Tina Dabi, the IAS Topper this year, is gracious and calm despite the pressures of the moment. She has read Roald Dahl as a child, is most struck by Jane Austen now and watches The Big Bang Theory regularly. She topped Lady Shri Ram College, among Delhi University’s most prestigious, and earned the title ‘Student of the Year’. And this, after she scored 100 per cent in Political Science and History in the Class XII ICSE board exams from Convent of Jesus and Mary.
A story of “patience and consistency”, as the newest IAS officer puts it herself.
But then, this story is also about her mother Himali Kamble’s decision, despite being a qualified electrical engineer, to put her own career on the side and give her daughters the benefit of her “education and time… like a tapasya”.
The story of Tina Dabi is also one of deep and complex social change in India that has made her the first ever Dalit girl to top the UPSC examination. As Lok Sabha MP and ex-civil servant Udit Raj tweeted, this “would not have been possible 40-50 years ago”.
Tina’s parents, both from the Engineering Services, do not speak much about this but are not in denial of the enormity of the achievement, either. They are clear that it is the enabling environment created over years, through generations of struggle and grit, that made a Tina Dabi possible.
“I realise what a big and prestigious examination the IAS is. We have had a string of engineers in the family but she will be the first IAS,” said Jaswant Dabi, Tina’s father.
Jaswant’s roots lie in Rajasthan’s Dabi village and he recalls how his grandfather struggled to make a life for his children. Today, Tina’s father is one among several engineers in the family — his father is one, his brother, too. His “sister is an educationist and a younger brother in the Merchant Navy.” Based in Jaipur now, his father Nand Kishore Dabi worked with the CSIR in Pilani.
“The real struggle was waged by my father and grandfather who was in the military and left it soon. My father taught in order to be able to study and make money to fund my education. We have never forgotten all that,” said Jaswant.
Tina’s parents met through common friends and got married in 1989, with the rituals involving their home states of Rajasthan and Maharashtra.

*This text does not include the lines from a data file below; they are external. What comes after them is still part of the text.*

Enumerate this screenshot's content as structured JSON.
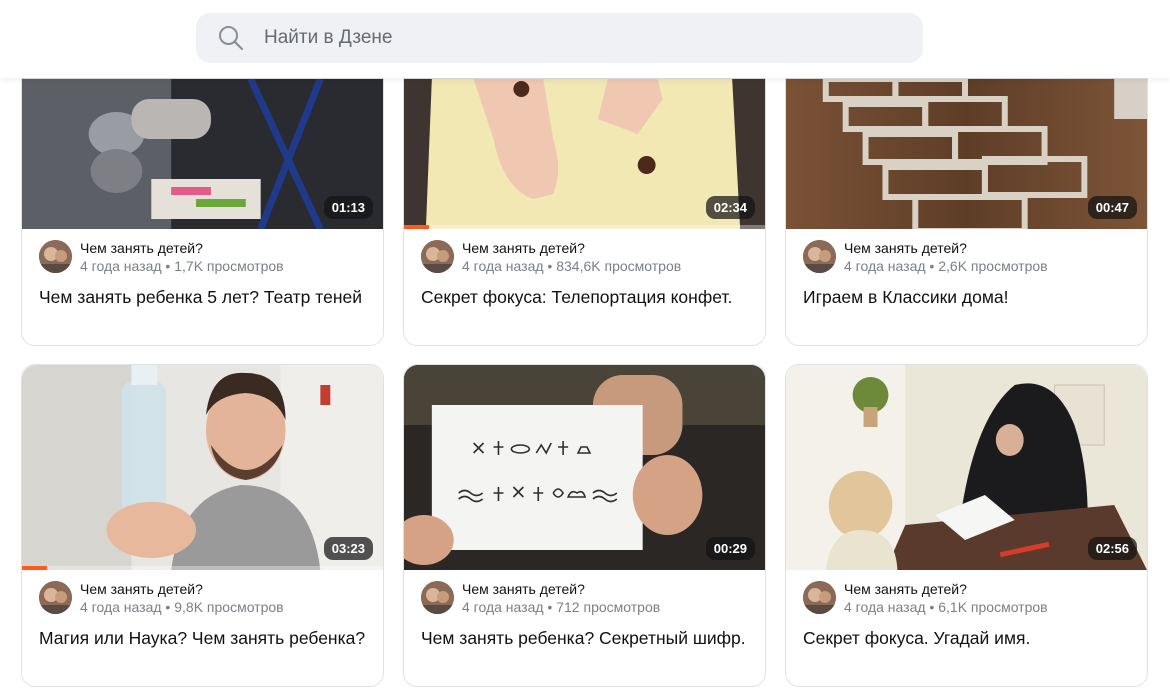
{
  "search": {
    "placeholder": "Найти в Дзене",
    "icon": "search-icon"
  },
  "cards": [
    {
      "channel": "Чем занять детей?",
      "age": "4 года назад",
      "views": "1,7K просмотров",
      "title": "Чем занять ребенка 5 лет? Театр теней",
      "duration": "01:13",
      "progress": 0
    },
    {
      "channel": "Чем занять детей?",
      "age": "4 года назад",
      "views": "834,6K просмотров",
      "title": "Секрет фокуса: Телепортация конфет.",
      "duration": "02:34",
      "progress": 0.07
    },
    {
      "channel": "Чем занять детей?",
      "age": "4 года назад",
      "views": "2,6K просмотров",
      "title": "Играем в Классики дома!",
      "duration": "00:47",
      "progress": 0
    },
    {
      "channel": "Чем занять детей?",
      "age": "4 года назад",
      "views": "9,8K просмотров",
      "title": "Магия или Наука? Чем занять ребенка?",
      "duration": "03:23",
      "progress": 0.07
    },
    {
      "channel": "Чем занять детей?",
      "age": "4 года назад",
      "views": "712 просмотров",
      "title": "Чем занять ребенка? Секретный шифр.",
      "duration": "00:29",
      "progress": 0
    },
    {
      "channel": "Чем занять детей?",
      "age": "4 года назад",
      "views": "6,1K просмотров",
      "title": "Секрет фокуса. Угадай имя.",
      "duration": "02:56",
      "progress": 0
    }
  ],
  "stats_separator": " • ",
  "colors": {
    "progress": "#ff5a1f",
    "search_bg": "#f0f1f4",
    "stats": "#7b7f86"
  }
}
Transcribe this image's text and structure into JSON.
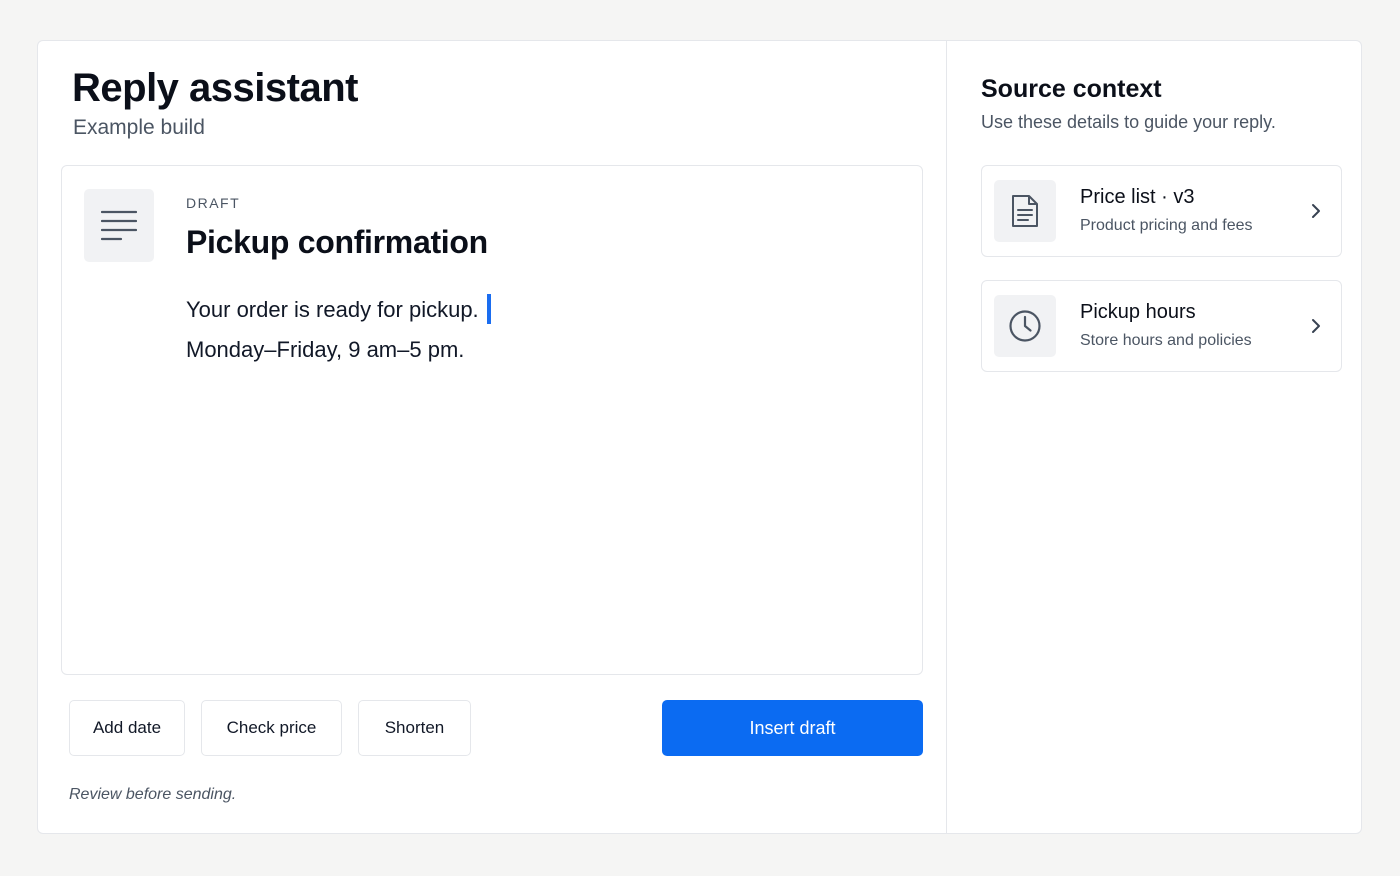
{
  "app": {
    "title": "Reply assistant",
    "subtitle": "Example build"
  },
  "draft": {
    "kicker": "DRAFT",
    "title": "Pickup confirmation",
    "lines": [
      "Your order is ready for pickup.",
      "Monday–Friday, 9 am–5 pm."
    ],
    "icon": "document-lines-icon"
  },
  "actions": {
    "add_date": "Add date",
    "check_price": "Check price",
    "shorten": "Shorten",
    "insert": "Insert draft"
  },
  "footnote": "Review before sending.",
  "context": {
    "title": "Source context",
    "subtitle": "Use these details to guide your reply.",
    "sources": [
      {
        "name": "Price list · v3",
        "description": "Product pricing and fees",
        "icon": "file-text-icon"
      },
      {
        "name": "Pickup hours",
        "description": "Store hours and policies",
        "icon": "clock-icon"
      }
    ]
  },
  "colors": {
    "accent": "#0b6bf2",
    "caret": "#1a6df0",
    "background": "#f5f5f4"
  }
}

Tina was born in Bhopal, where her parents were posted then, and studied there till Class 7 before moving to Delhi with the family in 2005.
Is Tina aware of how this is a moment of phenomenal achievement for others in her community? Her passion, she replies, is gender. She argues how “the world over, it is gender which is the glass ceiling, and therefore I decided I would work in Haryana”.
At their home in New Delhi, Tina’s paintings done in Madhubani style stand as a tribute to their time in Bhopal, when her mother would take her to exhibitions. Himali would insist that her daughters Tina and the younger Ria buy craftwork worth “at least Rs 10-15” to help craftspersons and connect with them.
So was there any pressure from Himali for Tina to be like that character from the movie ‘3 Idiots’ and choose medicine or engineering? Tina laughs and talks of how her mother “recognised that I would be able to do much more in Humanities”.
“After two months of science in class XI, she urged that I move. Many people thought it was a strange thing to do, but I could do so much more and I think Humanities has made me a much more wholesome person,” said Tina.
Himali has no contact with her family’s ancestral village Pulgaon, near Nagpur, but says Tina is not the first topper in the family — her father Purshottam Madhavrao Kamble, too, had topped school.
Both her father and grandfather, “found the story of Babasaheb (Ambedkar) deeply inspiring”, says Himali.
“My father was thankful that we did not have to face any exacting circumstances, as my grandfather was a station master and my grandmother did everything to push all our siblings to work, study and defy our circumstances. I always remember their struggle and remember to be humble despite the success over generations,” said Himali.
Other senior Dalit officers, too, are conscious of the “history of the moment” even if it is being celebrated only in hushed tones on WhatsApp groups — no one sure of how openly it should be marked.
P S Krishnan, an ex-IAS officer and an activist on issues of discrimination and exclusion, says the message about brilliant people from discriminated backgrounds shining on pure “merit” is “not anti-quota”.
“It makes clear what removing obstacles and taking away roadblocks and difficulties can do. Cases like these inspire a lot as they are a testament to how meritorious deprived communities can be, and their innate talent shines and cuts through all issues… a sign of great success and possibility for Dalits struggling to break free of their circumstances,” he said.